For teams across multiple territories, union the holiday sets before differencing — "office closed" becomes "any member territory's holiday":
{:ok, us_holidays} = MyApp.HolidayCalendar.fetch(:US)
{:ok, gb_holidays} = MyApp.HolidayCalendar.fetch(:GB)
{:ok, de_holidays} = MyApp.HolidayCalendar.fetch(:DE)
{:ok, all_closed} = Tempo.union(us_holidays, gb_holidays)
{:ok, all_closed} = Tempo.union(all_closed, de_holidays)Then compute "working days for the global team" as Tempo.members_outside(workdays, all_closed). Each member interval still carries the territory/name metadata — so the July 3 entry stays labelled as US in the global union, and you can render conflicts with full attribution.
Scheduling a training week
A concrete example that ties it together: pick the first five-day work week in Q3 2026 with no US federal holidays, suitable for scheduling a training course.
q3 = ~o"2026-07/2026-10"
{:ok, workdays} = Tempo.select(q3, Tempo.workdays(:US))

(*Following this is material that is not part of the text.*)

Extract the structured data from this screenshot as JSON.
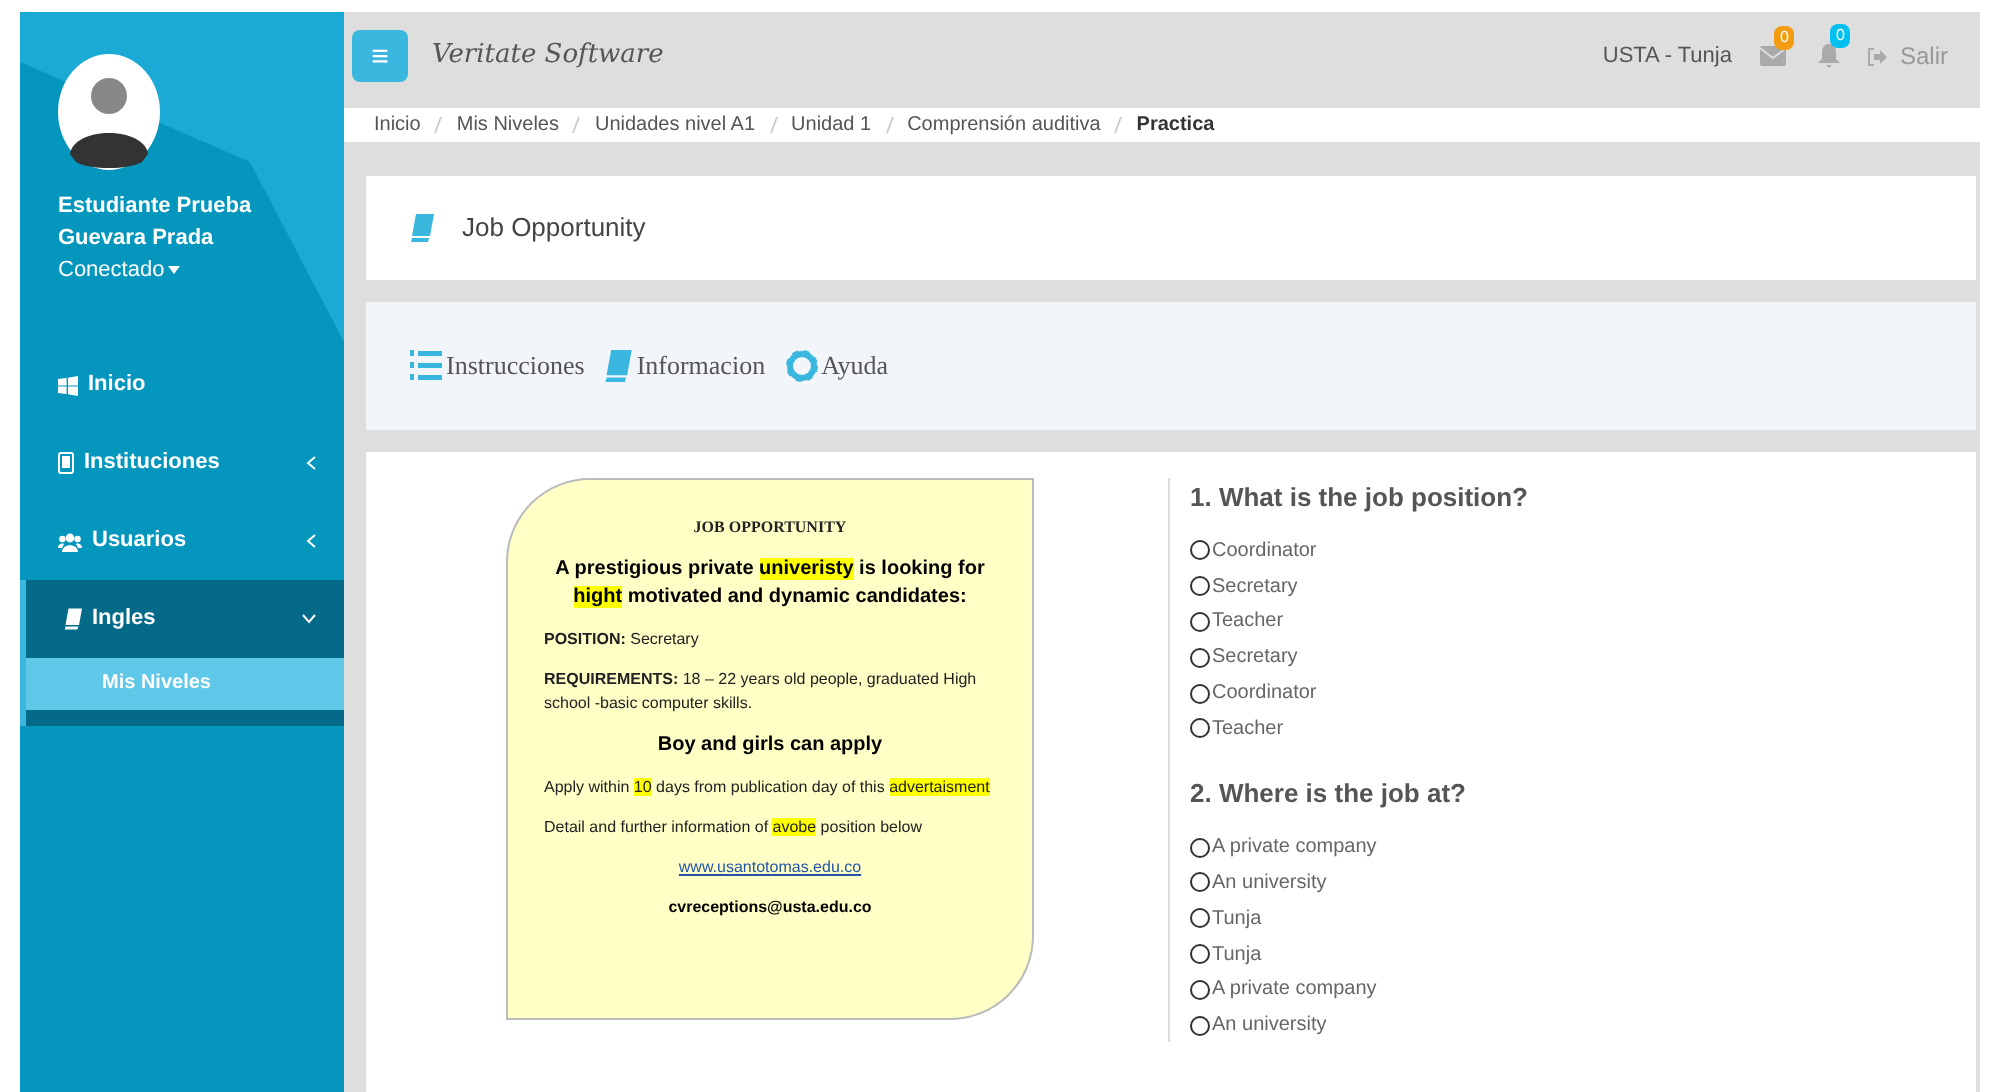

{:ok, open_days} = Tempo.members_outside(workdays, holidays)
candidate_weeks =
open_days
|> Tempo.IntervalSet.to_list()
|> Enum.chunk_by(&week_key/1)
|> Enum.filter(&(length(&1) == 5))
first_available = hd(candidate_weeks)
#=> five-member list starting the Monday of the first clean weekRead aloud: "Take the open workdays of Q3, group them by week, keep only the weeks that still have all five workdays, and pick the first." week_key/1 is a helper you'd write — the year-week pair derived from each interval's from endpoint. The core logic is four composable set operations on Tempo's primitives.
Related reading
Working with workdays and weekends —
Tempo.workdays/1,Tempo.weekend/1, territory-aware weekend conventions, and the primitive patterns this guide builds on.Set operations — union, intersection, difference, the instant-level vs member-preserving distinction, and companions like
members_overlapping/members_outside.iCalendar integration — full detail on
Tempo.ICal.from_ical/1, metadata preservation, and round-tripping.icsfiles.Cookbook — recipe-format examples for scheduling, availability, and related queries.